Marijuana profits form a very large portion of the Mexican cartels financial structure — up to 60 percent in some estimates. Let’s take that blood money away from them. Also, Judd himself once told me – five or so years ago — that most of Polk’s meth trade comes from Mexico, piggybacking on the existing marijuana networks and routes. Wiping out half their profits — almost overnight — and disrupting their networks organically would strike a greater blow for drug enforcement than anything in my lifetime.
2) Study the best approach for going after the cocaine market, with serious consideration given to selling it at pharmacies. Decriminalize possession. And assess the effects of marijuana market creation. Adjust to any unforeseen consequences. Ditto for meth, but it would come last — in part because of its environmental issues.
3) Focus policing of neighborhoods on public behavior in public spaces. Legalizing drugs is not the same as legalizing robbery or fighting or disorderly conduct.
4) Review prison sentences carefully, but do not just indiscriminately release people. Unfortunately, our prisons have become places where borderline guys tend to become hardened criminals. Stopping that process from happening is hugely important to the future of the country. But we can’t pretend the process hasn’t been ongoing for a long time and doesn’t present big potential risks for the neighborhoods that take in these men.

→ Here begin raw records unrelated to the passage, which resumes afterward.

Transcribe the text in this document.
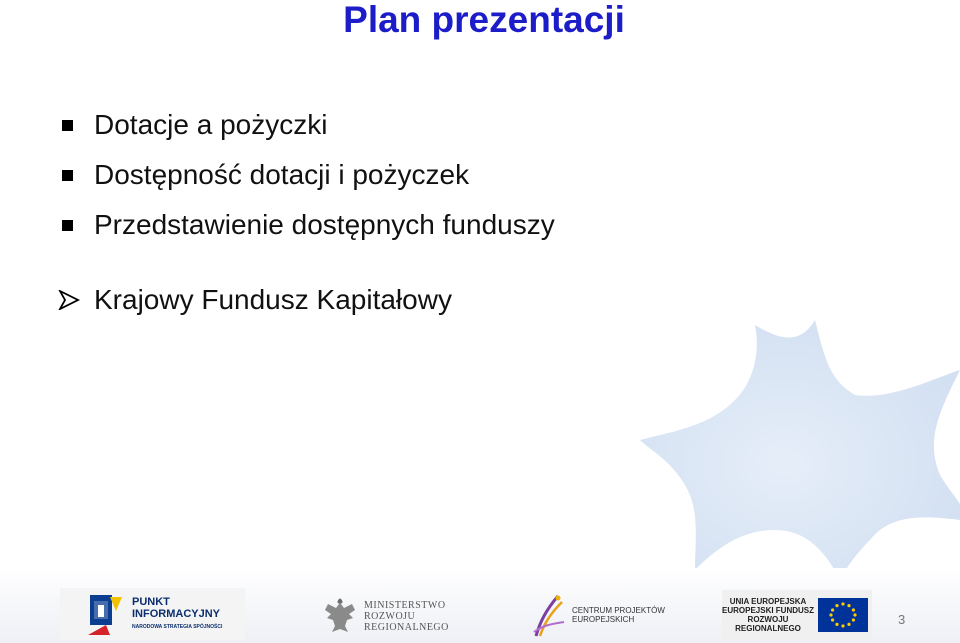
Plan prezentacji
Dotacje a pożyczki
Dostępność dotacji i pożyczek
Przedstawienie dostępnych funduszy
Krajowy Fundusz Kapitałowy
PUNKT
INFORMACYJNY
NARODOWA STRATEGIA SPÓJNOŚCI
MINISTERSTWO
ROZWOJU
REGIONALNEGO
CENTRUM PROJEKTÓW
EUROPEJSKICH
UNIA EUROPEJSKA
EUROPEJSKI FUNDUSZ
ROZWOJU REGIONALNEGO
3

There you have it. My fantasy Grady Judd press conference. I am aware it is unlikely to ever happen. But you never know. The sheriff has a sense of history. He could make it here.
And those of you who still want to couch this economic issue as a moral one, one where the “only time there’s a gray area is when people try to justify their wrong actions,” try to answer this question:
Why aren’t you out there pushing for alcohol prohibition again?
I know absolutely no one who considers marijuana a more dangerous substance than alcohol. Pornography harms many fewer lives than alcohol abuse. It certainly kills fewer people. All these things you’re willing to ban and spend massive resources fighting are less harmful than alcohol. The reason you’re not willing to fight to ban again it is because people like to drink in massive numbers. And you know — from historical experience and the current experience of minors — that they will continue to drink even when it’s illegal. You’ve decided, implicitly, this is a war not worth fighting. That’s a good and noble judgement. We’re better off for it.
Recognizing wars that aren’t worth fighting is one of the most moral and intelligent acts a country can commit.